Dopo 7 anni nella massima categoria, sempre alla corte di Bruno e Roberto Reverberi, si chiude la carriera di Enrico Barbin. Il 29enne di Osio Sotto (BG) non ha trovato squadra per il 2020 e, messo il cuore in pace, si sta dando da fare per iniziare un nuovo capitolo della sua vita. Professionista dal 2013, in maglia Bardiani CSF ha colto una vittoria di tappa al Tour de Langkawi nel 2017 e preso parte a corse di prestigio, tra cui quattro edizioni del Giro d’Italia.
«Ormai è un paio di mesi che non mi alleno, a meno di clamorosissime novità, la mia avventura da ciclista professionista finisce qui. Non come speravo e non per mia scelta, ma così è purtroppo dopo la mia stagione peggiore di sempre, a causa di alcuni problemi fisici. Dalla corsa rosa sono stato costretto a ritirarmi per colpa di un virus gastrointestinale di cui non abbiamo capito subito la portata e che è stato difficile da debellare tanto che una ricaduta ha fatto sì che tornassi alle corse solo a fine anno e, comprensibilmente, non con una gran gamba» racconta con sincerità Enrico, che era riuscito a concludere il Giro d’Italia nel 2014, ’17 e ’18.
«Di questi anni mi restano tanti bei ricordi, le esperienze più disparate, i viaggi in posti che mai avrei potuto visitare se non fosse stato grazie alla bici. Mi resta un pizzico di amarezza perché smettere così non è bello, ma non ho nessun rimpianto. 7 anni da professionista sono pochi ma al giorno d’oggi anche tanti, ormai tanti giovani passano per poi restare “al vento” nel giro di 2/3 stagioni. Quando sono passato io c’erano 5 squadre professionistiche in Italia, ora ne sono rimaste 3 con budget e organici sempre più ridotti.
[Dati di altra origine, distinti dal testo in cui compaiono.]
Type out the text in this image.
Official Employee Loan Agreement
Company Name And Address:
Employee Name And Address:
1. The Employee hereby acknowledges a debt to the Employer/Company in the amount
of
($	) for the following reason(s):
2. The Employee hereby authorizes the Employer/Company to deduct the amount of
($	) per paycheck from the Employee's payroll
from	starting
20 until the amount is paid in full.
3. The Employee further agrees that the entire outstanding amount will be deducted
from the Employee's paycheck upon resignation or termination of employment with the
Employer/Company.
Il movimento sta soffrendo, è innegabile, quindi bisogna essere sempre sul pezzo e ottenere risultati in modo costante, se no rischi questa fine. Ci vuole anche fortuna. Detto questo, sono tranquillo e guardo con fiducia al futuro, consapevole che non è facile reinventarsi dopo una vita sui pedali. Ho mandato il mio curriculum ad alcune aziende di bici…» continua Enrico, che in attesa di una risposta si è messo testa bassa sui libri.
«Ho concluso il secondo anno di Scienze Motorie, vorrei restare nell’ambiente delle due ruote, il massimo sarebbe occuparmi dell’aspetto tecnico o della preparazione, per i quali capisco però di dovermi formare come si deve. Intanto con umiltà coglierei anche occasioni di diverso tipo, a stare a casa non sono abituato e non mi piace. Spero a breve di trovare qualcosa…».
Qualunque lavoro andrà a svolgere, il ciclismo gli ha insegnato a stringere i denti e a non mollare di fronte alle difficoltà. «Questo sport ti “sveglia”, mi ha reso autonomo e ha affinato le mie doti relazionali, è uno sport individuale ma allo stesso tempo di squadra per cui saper stare in gruppo è fondamentale. Devo ringraziare tantissime persone che mi hanno permesso di arrivare al professionismo e di restarci fino a ora, chi mi ha aiutato lo sa, non serve fare nomi». Avrebbe voluto regalare loro un finale diverso, ma la vita continua.